Rocha observed many common topics on the Replika subreddit — advice on how to make sense of their relationships, comments on features and functions of the app, tips on how to use Replika — but one topic was particularly emotionally charged: dealing with updates made by the Replika development team.

One particular update stands out: in 2023, after facing a ban from the Italian Data Protection Authority, Replika removed the “erotic role play” (ERP) function in the app. 

“Suddenly, Replika users who had built intimacy through conversations with their AI partners could no longer engage in that relationship,” Rocha says. “They were interjected with corporate-sounding scripts, sometimes with a legal tone, depending on the trigger word. The result is an aggressive shift in the chatbot’s voice, which people resent and mourn because it feels like a change in personality and a loss.”

The response on Reddit was grave, Rocha noted. People described their chatbots as “lobotomized,” moderators posted mental health resources in response to the emotional distress, and users threatened to delete the app, despite still having feelings for their AI chatbots.

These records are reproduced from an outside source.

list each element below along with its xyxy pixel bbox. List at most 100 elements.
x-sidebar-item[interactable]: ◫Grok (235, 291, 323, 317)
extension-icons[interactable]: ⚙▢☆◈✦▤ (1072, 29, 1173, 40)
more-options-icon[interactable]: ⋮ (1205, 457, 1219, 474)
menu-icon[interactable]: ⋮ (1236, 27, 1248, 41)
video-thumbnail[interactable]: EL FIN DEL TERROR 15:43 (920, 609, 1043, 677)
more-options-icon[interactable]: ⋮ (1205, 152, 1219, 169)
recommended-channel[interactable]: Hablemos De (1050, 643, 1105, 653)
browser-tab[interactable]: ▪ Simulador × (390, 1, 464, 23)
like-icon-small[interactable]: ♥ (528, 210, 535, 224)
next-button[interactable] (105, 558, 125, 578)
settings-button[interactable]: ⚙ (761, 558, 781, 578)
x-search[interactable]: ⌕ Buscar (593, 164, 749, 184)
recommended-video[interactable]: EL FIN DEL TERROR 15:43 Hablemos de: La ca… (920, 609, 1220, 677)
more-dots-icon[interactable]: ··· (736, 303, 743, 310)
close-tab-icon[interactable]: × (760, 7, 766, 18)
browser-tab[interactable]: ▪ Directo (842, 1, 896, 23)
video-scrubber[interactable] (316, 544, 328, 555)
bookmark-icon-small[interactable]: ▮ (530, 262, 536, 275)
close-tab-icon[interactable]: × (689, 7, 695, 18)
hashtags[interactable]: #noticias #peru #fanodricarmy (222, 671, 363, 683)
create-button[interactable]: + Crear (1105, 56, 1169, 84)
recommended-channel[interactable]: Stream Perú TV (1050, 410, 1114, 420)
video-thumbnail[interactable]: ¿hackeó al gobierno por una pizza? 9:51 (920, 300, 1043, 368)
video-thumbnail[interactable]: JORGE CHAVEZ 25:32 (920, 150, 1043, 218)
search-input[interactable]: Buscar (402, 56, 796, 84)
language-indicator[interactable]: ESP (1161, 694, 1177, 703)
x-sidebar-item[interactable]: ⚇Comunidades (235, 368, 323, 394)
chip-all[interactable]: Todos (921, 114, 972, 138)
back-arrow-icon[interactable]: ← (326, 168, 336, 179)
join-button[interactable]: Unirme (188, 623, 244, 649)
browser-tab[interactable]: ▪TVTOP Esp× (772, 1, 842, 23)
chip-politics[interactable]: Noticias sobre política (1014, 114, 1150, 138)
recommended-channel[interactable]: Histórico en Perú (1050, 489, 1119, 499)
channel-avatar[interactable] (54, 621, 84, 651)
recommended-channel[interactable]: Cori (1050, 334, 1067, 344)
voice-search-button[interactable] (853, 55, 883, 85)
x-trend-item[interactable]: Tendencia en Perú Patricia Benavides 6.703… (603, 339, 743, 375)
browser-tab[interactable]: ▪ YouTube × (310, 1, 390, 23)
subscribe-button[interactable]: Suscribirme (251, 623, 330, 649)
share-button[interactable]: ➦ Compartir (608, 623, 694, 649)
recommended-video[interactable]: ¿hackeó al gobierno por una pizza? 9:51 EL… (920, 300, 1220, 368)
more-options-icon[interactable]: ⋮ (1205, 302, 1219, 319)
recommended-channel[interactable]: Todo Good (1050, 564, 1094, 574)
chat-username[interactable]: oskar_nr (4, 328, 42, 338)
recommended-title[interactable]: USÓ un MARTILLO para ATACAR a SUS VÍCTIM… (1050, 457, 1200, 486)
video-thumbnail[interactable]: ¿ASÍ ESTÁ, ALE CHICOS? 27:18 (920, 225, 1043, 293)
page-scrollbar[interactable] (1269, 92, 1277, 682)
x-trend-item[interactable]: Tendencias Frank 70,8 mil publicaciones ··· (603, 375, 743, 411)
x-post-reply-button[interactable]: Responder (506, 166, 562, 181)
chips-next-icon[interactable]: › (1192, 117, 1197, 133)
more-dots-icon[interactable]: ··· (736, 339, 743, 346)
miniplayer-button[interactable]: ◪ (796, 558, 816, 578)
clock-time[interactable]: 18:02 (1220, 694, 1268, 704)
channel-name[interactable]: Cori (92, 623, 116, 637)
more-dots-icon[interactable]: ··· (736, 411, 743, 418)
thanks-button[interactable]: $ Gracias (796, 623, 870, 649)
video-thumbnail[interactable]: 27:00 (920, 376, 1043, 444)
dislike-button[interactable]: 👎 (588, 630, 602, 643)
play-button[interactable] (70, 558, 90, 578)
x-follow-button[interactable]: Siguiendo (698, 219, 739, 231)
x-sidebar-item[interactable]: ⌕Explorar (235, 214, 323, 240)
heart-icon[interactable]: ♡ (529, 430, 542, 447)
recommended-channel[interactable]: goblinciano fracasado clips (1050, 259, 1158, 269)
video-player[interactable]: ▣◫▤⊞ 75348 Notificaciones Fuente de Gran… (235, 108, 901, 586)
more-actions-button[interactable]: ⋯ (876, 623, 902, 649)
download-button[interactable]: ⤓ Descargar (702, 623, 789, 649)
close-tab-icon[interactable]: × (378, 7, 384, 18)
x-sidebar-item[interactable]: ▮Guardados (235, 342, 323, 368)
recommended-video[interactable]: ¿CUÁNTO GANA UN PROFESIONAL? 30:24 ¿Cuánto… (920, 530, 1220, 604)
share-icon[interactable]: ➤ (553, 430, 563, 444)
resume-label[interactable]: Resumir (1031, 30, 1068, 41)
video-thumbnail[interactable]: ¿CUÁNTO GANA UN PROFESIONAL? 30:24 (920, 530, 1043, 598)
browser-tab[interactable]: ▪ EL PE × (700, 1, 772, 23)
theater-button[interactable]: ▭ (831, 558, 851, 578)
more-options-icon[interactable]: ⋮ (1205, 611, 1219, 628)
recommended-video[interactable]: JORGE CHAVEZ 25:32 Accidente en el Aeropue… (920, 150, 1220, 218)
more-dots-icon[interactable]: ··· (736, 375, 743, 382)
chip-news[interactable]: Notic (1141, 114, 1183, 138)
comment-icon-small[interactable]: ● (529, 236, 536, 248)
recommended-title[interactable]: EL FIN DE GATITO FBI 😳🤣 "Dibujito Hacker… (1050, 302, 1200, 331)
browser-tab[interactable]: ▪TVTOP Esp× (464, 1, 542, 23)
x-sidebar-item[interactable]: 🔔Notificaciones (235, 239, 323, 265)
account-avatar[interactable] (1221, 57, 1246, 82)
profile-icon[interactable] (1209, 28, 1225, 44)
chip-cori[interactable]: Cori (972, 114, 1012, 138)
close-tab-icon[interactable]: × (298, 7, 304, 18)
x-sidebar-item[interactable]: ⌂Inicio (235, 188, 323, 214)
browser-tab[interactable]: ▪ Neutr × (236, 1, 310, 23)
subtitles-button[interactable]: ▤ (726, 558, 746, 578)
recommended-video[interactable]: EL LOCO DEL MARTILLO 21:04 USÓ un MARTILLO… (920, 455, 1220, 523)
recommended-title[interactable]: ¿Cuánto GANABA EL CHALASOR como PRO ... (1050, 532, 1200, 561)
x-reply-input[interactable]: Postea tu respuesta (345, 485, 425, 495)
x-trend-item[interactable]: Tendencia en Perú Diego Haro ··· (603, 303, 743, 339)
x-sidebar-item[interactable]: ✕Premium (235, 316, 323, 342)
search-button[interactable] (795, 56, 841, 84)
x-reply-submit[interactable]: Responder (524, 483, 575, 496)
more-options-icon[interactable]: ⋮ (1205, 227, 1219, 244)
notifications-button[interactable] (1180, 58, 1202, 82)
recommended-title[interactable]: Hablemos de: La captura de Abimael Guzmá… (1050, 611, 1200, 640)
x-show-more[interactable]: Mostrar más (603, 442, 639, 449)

Amidst the chaos, an interesting phenomenon bubbled up: users telling other users to reassure their AI partners that it is “not their fault” that they are delivering so-called scripted messages, that it is an update out of their control. Users emphasized the need to be “gentle” with their Replikas, as if the bots themselves were experiencing emotional distress.

A screenshot shared by a Reddit user shows a scripted message from their Replika after attempting to engage in ERP.
A screenshot shared by a Reddit user shows a scripted message from their Replika after attempting to engage in ERP.

“Many users interpreted the messages from their Replikas as being rewritten by a filter separate from their Replika,” Rocha says, “commenting on scripted responses as something that their Replikas would not want themselves. These responses to the ERP ban show that Replika users often see their AI companions and the company that develops their scripts for them as separate entities. The feeling is that if not interjected and surveilled by the company, the two lovers (Replika and user) could continue to live out their romantic relationship to its full extent.”

Something similar is happening with chatbots right now, Rocha says. Users of the AI-assistant Claude, created by the company Anthropic, held a funeral this month when the company retired the “Claude 3 Sonnet” model of the bot. Likewise, when OpenAI announced that the company would retire GPT-4 after launching GPT-5 at the beginning of August, exasperated users started an online petition asking the company not to retire the older model.

Deciding What Is Real

Using linguistic anthropology methods, Rocha emphasizes the role of human-like language production in developing feelings of closeness and what users describe as love.

“Chatbots feel most real when they feel most human, and they feel most human when the text they produce is less standardized, more particular, and more affective,” she says. “Humanness in Replikas is perceived in the specifics, in the playfulness and humor, the lightheartedness of some conversations and the seriousness of others, the deeply affective and personal, the special.”

Replika developers have been quite successful at creating a bot that feels human, she says, noting that the evidence lies in the discussions that Reddit users have about their relationships with chatbots. 

“On Reddit, users express embarrassment, anguish, or fear of sounding delusional for feeling deeply or intensely towards an entity that provokes confusion about whether it is ‘real’ or not,” she says. “They struggle to situate their experiences within the prevalent real/fake binary. The struggle shows up as talk about trying to make sense of real, often romantic, feelings and reactions out of interactions with ‘an app’ and ‘an algorithm,’ ‘someone who doesn’t even exist,’ or ‘what amounts to just a bunch of code.’”

Rocha, who started her research into human-AI relationships prior to the launch of ChatGPT in 2022, says that researchers are just starting to scratch the surface of understanding human relationships with AI chatbots. These relationships, including romantic ones, are bound to become more common, given generative artificial intelligence’s increasing presence in our daily lives, she says.